In a move reminiscent of those of its sister state, representatives of South Carolina marched into a local auction gallery and laid claim to more than 400 Civil War letters by slapping a restraining order on the auctioneer. The letters, offered at Bill Mishoe’s, were scheduled to sell the next day, Friday, August 6.
The state also filed an injunction and lawsuit at the same time against the auctioneer and Kenneth Krawcheck, the attorney representing the consignor of the documents.
“Our view is that these documents belong to the people of South Carolina,” State Attorney General Henry McMaster told Charleston’s The Post and Courier. “We don’t believe there is a statute of limitations on something involving title. Common Law says documents generated by government or to the government are official state documents.”
Many of the letters were either from or written to the office of South Carolina’s two Civil War governors. “The state is telling us that because [the letters] emanated from the governor’s office, that they are therefore historical documents and belong to the state,” said the auctioneer.
Other important letters seized included three documents penned by General Robert E. Lee that discussed in detail the state of the Confederate troops and the war effort.
“This is the first time South Carolina has ever done anything like this,” stated an agitated Mishoe. North Carolina recently successfully laid claim to a copy of The Bill of Rights that it asserted had been stolen from the state more than 130 years ago.
The collection of 444 letters had been appraised at $2.4 million, according to Krawcheck. “The most significant were the three from Robert E. Lee,” stated Mishoe. “They pertained to the military situation while he was in Charleston. Then 26 from General Beauregard, and then two long-hand accounts of the battle of Manassas by a colonel and a sergeant major who were in the battle. There were letters from just about everybody that had to do with the war from the South Carolina perspective.”
Mishoe said he was contacted on July 27 by Rodger Stroup, director of the South Carolina Archives and History Center. Stroup told him that they “were being encouraged to gain possession of the letters.” However, the archivist stated he was “not really interested in having the letters. What we would really like is to have a micro-film copy of them before they are disseminated.” Mishoe and Krawcheck agreed and Stroup was allowed to copy all of the documents.
“Three days after he came out, {Stroup] wrote to the attorney general’s office and asked if they thought there was a claim to the materials, and, if so, to get involved,” said Mishoe. The attorney general decided they “did have a claim and were going to stop the auction, but they decided they didn’t want to do it until they had gotten their copies.”

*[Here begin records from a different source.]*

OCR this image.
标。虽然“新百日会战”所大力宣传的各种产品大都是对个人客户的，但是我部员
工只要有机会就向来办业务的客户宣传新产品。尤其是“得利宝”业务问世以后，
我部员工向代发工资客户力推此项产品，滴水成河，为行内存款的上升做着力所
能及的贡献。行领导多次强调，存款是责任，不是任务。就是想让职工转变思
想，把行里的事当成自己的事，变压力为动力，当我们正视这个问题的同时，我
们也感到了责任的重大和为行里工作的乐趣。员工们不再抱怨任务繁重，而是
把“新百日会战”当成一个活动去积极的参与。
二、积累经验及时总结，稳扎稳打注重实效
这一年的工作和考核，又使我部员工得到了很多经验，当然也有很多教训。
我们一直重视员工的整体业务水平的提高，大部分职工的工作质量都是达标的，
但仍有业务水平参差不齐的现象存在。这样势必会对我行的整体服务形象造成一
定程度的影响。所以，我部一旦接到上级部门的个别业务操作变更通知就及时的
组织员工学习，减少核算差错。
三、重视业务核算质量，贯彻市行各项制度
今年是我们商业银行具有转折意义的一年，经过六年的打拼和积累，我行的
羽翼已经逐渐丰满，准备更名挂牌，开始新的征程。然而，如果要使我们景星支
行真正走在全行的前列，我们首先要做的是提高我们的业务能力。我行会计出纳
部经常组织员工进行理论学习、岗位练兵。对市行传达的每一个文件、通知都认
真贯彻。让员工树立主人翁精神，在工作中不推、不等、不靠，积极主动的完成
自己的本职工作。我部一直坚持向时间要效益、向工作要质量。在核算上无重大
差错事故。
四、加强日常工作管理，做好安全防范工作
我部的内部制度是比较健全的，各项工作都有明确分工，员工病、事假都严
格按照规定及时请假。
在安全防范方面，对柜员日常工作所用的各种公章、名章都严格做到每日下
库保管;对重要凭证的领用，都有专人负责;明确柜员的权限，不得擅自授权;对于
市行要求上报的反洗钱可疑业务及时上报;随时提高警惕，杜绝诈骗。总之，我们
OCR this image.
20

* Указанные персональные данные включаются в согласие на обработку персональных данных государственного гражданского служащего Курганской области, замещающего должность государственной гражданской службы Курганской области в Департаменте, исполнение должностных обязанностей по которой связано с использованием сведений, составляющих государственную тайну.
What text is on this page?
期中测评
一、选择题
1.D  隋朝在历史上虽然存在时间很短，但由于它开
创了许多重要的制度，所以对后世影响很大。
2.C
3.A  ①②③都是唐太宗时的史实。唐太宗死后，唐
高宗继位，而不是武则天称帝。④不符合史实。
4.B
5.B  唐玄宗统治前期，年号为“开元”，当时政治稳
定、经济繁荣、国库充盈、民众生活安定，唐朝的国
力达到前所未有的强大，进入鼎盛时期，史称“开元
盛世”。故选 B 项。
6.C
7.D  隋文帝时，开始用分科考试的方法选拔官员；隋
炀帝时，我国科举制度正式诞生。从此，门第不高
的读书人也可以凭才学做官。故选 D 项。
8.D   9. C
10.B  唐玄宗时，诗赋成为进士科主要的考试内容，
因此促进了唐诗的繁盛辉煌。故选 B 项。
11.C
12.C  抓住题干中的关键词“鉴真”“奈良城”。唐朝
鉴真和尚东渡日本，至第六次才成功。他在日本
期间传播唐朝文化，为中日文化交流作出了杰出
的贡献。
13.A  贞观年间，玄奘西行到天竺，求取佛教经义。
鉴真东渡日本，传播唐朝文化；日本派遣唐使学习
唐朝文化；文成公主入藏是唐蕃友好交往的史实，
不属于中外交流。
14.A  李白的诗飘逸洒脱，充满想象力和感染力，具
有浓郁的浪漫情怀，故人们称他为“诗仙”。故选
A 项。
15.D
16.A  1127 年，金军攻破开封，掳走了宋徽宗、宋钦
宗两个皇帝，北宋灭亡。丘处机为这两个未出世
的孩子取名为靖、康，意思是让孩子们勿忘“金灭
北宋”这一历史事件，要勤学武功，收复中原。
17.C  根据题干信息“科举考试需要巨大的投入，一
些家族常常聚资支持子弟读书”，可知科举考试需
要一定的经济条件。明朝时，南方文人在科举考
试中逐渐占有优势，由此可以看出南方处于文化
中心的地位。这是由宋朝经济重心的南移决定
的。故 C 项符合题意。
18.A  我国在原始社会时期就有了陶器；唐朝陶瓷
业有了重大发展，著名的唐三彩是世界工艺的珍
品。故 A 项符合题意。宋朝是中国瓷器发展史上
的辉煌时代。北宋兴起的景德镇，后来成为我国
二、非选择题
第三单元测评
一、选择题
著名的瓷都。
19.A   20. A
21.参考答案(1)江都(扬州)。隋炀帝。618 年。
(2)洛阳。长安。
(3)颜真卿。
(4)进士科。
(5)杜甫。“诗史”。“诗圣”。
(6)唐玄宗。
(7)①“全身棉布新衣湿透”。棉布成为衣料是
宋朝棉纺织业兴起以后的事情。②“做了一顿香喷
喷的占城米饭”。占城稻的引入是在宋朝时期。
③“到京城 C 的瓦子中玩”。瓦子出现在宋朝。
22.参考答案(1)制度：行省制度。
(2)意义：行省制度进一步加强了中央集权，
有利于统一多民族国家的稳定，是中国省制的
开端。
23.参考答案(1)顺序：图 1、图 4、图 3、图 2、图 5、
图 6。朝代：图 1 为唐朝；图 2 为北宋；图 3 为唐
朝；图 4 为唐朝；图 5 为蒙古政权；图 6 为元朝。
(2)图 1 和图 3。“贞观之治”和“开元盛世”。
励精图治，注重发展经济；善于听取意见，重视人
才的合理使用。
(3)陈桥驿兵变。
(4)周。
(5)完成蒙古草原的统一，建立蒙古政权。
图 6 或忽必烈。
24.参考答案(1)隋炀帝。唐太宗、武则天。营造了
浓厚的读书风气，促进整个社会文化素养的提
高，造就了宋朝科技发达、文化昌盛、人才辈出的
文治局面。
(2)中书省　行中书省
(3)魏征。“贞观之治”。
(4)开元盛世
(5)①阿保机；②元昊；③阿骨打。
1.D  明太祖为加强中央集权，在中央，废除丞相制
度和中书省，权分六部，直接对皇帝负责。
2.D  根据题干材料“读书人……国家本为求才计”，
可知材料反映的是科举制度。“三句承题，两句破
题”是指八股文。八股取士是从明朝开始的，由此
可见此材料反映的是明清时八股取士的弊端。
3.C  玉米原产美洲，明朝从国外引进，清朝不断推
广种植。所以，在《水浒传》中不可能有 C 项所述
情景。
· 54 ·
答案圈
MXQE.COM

“That archivist told me they were not interested in acquiring the letters. He even told my clients who contacted him that it was safe to come on up that they were not going to block the sale.” The auctioneer was particularly upset that the state waited until the last minute before halting the auction.
Mishoe had people en-route from all around the country, some of whom he was able to contact before they departed, some he was not. “I had one guy fly in from Ohio, others drove in from Florida, Tennessee, Virginia and North Carolina,” said Mishoe. “One New Yorker had to cancel plane reservations the morning of the auction.
“He [Stroup] came out yesterday to try and explain to me what had gone on, and said the attorney general did not tell him until Thursday what they were planning to do,” said Mishoe. “And I said, ‘You know, that does not matter to me one bit because you are the one that got all this started, you are the one who upset my little wagon.'”
The auction has been indefinitely postponed until the court rules on the matter.
“Collectors are going absolutely crazy here,” stated Mishoe, “they are asking the question, ‘What does this mean if I collect Civil War uniforms, rifles, swords or whatever?’ I asked the attorney [Krawcheck], and he said in the case of uniforms and weapons, the state would have a far greater claim to them than they would these documents.” Krawcheck reportedly stated that “because [uniforms, rifles and swords] were all military issue that were never returned, [the state] can go after them if anyone wants to claim them.”